LYNDHURST, N.J. -- Nancy DelloMonaco started her business of making dolls and owls out of re-purposed fabrics to scratch a creative itch. Never did she realize her products would transform lives.
DelloMonaco’s business, Stitch Witch Me, started in 2011. She calls it her version of a “witch’s brew.”
“When I was a kid, I used to love the stories when a witch would put all sorts of unusual items into a pot, and out came a butterfly,’’ DelloMonaco said. “You never know what’s going to happen. That’s the way I feel. I’m creating new things and I never know what’s going to come out.”
DelloMonaco makes all the products herself. She started with fabrics from her children’s worn clothing. Her owls pillows inspired Rutherford breast cancer survivor to launch post-mastectomy kits, "Bob's Boxes."
All of DelloMonaco’s products are made on a sewing machine. Some parts are based off a template, some are not. She draws all the faces with a fabric marker, and then stitches them. Each item takes about three to five hours to produce. She sells her products at craft shows and online, and prices range from $10-$90.
“Sometimes I like them to tell a story,’’ DelloMonaco said. “I name all of them, because I put so much time into them. I will see a name in there as I go along. With the owls, I put something in there that shows a little bit of good luck and hope. The first person who purchased one did so for good luck. It seems to do the trick.”
And that’s where DelloMonaco sees the reward in her work. One of the unintended benefits of her products is the emotional lift that people feel when they purchase them. Post-mastectomy women who receive care packages from Bob’s Boxes have found great comfort in DelloMonaco’s owls and dolls.
“I’ve received emails from people that tell me the item is one of the best things they’ve gotten,’’ DelloMonaco said. “It’s something cute and fun, and it can do that much good. It’s really humbling. It gives you a lot of enthusiasm going into the next day. They’re not just decorative.”
At a recent craft show in Montclair, DelloMonaco told the story of a young girl from Australia. She was wheelchair bound and unable to speak. “She lit up when she saw this mermaid,’’ DelloMonaco said. “She had such joy on her face. If I didn’t sell another item the rest of the day, it was good. It was that perfect moment.”

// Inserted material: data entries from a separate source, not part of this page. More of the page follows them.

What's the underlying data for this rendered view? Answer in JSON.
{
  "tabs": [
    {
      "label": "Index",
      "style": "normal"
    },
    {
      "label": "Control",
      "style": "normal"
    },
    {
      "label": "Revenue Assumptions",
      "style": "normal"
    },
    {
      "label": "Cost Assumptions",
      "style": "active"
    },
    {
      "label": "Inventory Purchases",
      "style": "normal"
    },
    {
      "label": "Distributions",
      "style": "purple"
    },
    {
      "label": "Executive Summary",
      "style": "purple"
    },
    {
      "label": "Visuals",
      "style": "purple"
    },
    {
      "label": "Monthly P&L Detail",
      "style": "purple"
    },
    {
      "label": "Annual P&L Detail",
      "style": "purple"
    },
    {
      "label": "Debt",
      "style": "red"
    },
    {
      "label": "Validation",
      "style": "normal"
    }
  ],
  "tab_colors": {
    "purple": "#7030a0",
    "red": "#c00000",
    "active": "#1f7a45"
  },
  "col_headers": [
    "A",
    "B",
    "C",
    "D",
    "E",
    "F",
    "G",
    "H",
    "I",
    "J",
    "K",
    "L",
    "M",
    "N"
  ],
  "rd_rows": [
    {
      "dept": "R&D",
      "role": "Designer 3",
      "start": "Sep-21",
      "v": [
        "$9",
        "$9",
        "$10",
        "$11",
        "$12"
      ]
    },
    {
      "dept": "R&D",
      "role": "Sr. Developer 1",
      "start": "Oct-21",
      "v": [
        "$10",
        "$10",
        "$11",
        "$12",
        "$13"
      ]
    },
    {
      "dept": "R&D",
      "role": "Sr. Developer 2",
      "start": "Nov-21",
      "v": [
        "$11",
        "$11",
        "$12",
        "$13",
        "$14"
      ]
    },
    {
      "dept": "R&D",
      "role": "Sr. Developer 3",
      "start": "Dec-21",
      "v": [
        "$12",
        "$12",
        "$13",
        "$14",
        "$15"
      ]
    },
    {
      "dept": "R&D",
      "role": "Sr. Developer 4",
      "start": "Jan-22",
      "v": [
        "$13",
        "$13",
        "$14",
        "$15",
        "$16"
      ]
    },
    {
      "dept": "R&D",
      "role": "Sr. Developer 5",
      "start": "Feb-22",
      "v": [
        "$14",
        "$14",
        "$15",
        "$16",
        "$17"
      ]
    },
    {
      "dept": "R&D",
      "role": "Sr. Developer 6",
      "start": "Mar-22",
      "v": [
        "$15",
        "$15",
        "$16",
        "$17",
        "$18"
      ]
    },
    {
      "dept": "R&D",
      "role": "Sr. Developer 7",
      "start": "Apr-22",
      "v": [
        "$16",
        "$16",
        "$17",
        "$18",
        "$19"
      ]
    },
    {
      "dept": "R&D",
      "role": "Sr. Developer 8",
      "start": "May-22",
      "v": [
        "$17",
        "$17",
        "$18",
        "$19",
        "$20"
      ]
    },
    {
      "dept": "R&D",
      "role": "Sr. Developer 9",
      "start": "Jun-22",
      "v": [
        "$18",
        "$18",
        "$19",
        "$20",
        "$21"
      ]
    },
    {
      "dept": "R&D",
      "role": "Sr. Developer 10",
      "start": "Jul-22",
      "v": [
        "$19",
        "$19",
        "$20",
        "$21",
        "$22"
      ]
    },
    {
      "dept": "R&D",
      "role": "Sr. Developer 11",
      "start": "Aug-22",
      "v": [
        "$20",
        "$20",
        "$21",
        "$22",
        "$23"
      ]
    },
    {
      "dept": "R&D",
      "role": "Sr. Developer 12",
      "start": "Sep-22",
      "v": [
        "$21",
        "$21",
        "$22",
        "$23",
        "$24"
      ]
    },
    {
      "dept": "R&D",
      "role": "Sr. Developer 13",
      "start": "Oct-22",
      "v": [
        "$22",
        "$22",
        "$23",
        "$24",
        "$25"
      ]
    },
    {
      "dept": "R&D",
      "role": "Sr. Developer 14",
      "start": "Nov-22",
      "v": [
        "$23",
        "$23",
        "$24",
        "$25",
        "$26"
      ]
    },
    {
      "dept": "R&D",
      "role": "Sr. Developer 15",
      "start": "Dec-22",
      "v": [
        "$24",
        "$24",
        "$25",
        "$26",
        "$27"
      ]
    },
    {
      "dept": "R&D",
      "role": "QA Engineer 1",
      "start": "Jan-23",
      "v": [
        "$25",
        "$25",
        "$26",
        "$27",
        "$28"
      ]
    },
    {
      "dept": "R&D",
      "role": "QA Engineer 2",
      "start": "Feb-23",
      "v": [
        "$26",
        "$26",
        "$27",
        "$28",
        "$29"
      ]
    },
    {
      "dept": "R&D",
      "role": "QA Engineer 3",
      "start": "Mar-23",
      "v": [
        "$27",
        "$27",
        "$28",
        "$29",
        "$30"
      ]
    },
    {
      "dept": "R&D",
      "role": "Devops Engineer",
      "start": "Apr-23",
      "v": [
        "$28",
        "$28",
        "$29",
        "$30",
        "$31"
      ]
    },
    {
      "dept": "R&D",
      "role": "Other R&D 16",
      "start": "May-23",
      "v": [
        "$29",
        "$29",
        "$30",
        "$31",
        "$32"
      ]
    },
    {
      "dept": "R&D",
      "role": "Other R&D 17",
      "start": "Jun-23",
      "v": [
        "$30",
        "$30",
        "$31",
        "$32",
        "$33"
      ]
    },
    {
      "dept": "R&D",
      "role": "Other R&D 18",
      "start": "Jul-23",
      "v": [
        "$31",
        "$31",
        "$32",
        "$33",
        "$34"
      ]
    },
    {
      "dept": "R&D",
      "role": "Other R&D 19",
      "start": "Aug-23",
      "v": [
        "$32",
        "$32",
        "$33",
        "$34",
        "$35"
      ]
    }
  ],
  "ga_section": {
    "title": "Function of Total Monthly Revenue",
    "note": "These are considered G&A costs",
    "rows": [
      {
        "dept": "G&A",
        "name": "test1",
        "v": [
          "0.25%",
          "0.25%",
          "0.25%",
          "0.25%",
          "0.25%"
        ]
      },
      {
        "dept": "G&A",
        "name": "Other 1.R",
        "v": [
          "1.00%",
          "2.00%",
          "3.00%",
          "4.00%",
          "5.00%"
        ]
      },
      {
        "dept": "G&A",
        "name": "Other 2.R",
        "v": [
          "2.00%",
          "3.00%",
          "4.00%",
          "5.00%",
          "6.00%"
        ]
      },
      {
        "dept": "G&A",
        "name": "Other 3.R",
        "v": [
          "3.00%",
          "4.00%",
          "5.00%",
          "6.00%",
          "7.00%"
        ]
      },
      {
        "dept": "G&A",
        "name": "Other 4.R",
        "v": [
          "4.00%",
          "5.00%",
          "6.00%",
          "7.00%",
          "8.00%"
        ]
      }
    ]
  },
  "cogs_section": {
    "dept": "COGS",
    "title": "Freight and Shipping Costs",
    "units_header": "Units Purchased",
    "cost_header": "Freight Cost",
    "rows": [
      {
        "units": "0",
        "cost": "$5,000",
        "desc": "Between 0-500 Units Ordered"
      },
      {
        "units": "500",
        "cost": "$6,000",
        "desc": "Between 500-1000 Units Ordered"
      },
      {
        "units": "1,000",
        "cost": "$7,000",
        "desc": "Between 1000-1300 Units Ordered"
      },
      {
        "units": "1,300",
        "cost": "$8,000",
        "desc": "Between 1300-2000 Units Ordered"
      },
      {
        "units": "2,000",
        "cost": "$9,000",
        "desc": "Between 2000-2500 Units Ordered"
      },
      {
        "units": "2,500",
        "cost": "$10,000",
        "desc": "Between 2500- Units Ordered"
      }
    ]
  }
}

DelloMonaco said she’s surprised the emotional impact her products can have on customers. “It surprises me that a lot of people love the stuff as much as they do,’’ she said. “It’s one of those things I never expected, but I’m thrilled every time.”
Her market ranges from young boys and girls to senior citizens. She sold a “monster doll” to keep bad vibes away from a young boy’s bedroom. “He thought the monster would help him fight them off,’’ she said. “You just never know what people are going to see in these dolls.”
DelloMonaco spent part of her employment career in the corporate world. She said unleashing her creative side provides a much more rewarding career.
“I love being creative, love being able to tell myself that I can take the morning off, and love to see the looks on people’s faces when they see the product,'' she said. "It could be cute, adorable or creepy, and it’s different than anything they’ve seen in any other place. This career is a lot more fun.”